Um abraço e uma saudade




Devido aos costumes de família fiz minha incursão em visita aos que já se foram. Sei que muitos na blogosfera não tem esse hábito, mas admito que sinto um certo conforto por saber que ainda tenho a graça de poder cumprir essa tradição ao lado dos meus pais e não, em homenagem à eles. Costumo ser muito serena nesse sentido mas é inevitável não pensar na efemeridade da própria vida e voltar-se um pouco para si.

Falando da ambiguidade morte/vida, a verdade é que morremos todos os dias para algo. A cada nova escolha uma pequena morte se realiza, a morte do que deixamos para trás, daquilo que fomos e passaremos a ser a partir da nova escolha. Mas enquanto há vida biológica cada morte representa o início de uma nova vida, um novo aprendizado, novos desafios, conquistas e alegrias... ou uma nova morte se não há mais satisfação pessoal. Muitos não se dão conta de que aí está a mágica do dom da vida, a capacidade contínua da renovação, e perdem de utilizar esse dom estagnados em uma UTI emocional.

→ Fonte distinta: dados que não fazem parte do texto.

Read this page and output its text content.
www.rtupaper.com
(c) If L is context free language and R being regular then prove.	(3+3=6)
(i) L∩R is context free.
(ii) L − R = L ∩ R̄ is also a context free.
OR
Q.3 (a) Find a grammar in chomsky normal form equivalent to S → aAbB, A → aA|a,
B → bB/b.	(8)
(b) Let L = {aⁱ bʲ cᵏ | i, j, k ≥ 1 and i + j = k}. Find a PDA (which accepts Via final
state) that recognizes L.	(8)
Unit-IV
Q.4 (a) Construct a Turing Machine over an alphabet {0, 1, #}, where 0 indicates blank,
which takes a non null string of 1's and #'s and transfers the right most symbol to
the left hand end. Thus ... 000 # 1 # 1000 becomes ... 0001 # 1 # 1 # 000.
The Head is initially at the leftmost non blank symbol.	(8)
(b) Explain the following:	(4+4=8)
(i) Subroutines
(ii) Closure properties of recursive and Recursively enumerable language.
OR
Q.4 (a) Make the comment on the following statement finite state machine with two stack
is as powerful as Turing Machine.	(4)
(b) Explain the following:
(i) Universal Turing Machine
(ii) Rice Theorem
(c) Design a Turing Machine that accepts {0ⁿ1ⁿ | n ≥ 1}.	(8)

Lembro da saudosa tia Vera que me ensinou a abraçar. Nos conflitos típicos da adolescência me esquivei naturalmente do pai (atitude explicada por Freud) e nunca tive uma relação de toque com a mãe. Lembro-me que me retraía um pouco com o abraço, como se  invadisse uma delimitação que me deixava protegida e segura.

Ela me ensinou, com seus demorados e pacientes enlaces, que o próprio abraço é sinônimo de proteção e segurança. Que no aconchego quente e sincero nada pode nos atingir, magoar ou derrubar, e aos poucos, abraçá-la tornou-se um ato tão natural que até hoje abraço carinhosamente as pessoas que gosto. Há linhas que defendem um número mínimo de abraços por dia (8, 10, 12...)... eu defendo a tese de que não há um número que defina a qualidade de se sentir abraçada - é a entrega, o carinho e a verdade com que é dado.

Com o tempo e uma alma sensível demais para esse mundo a tia decidiu morar em uma comunidade distante e não a vi mais nos últimos dez anos que antecederam sua partida. Mas o efeito daqueles pacientes e demorados abraços se desdobram até hoje em torno das pessoas que amo.

Há pessoas que sabem como ser sementes.

Eu acho que vou fazer uma plaquinha dessa! :)

Vídeo da campanha Free Hugs que distribui abraços gratuitamente. Conheça a história do projeto aqui
Leitura complementar linda recomendada, aqui. 


[à parte: quando terminei esse post estava precisando muito de um abraço. a campainha tocou e era minha sobrinha de quatro anos. ela veio com meu pai buscar minha filha para uma festa e disse que precisava subir porque a tia gostava dela "desse tamanho" e me deu um longo abraço. é fantástica a continuidade da vida.]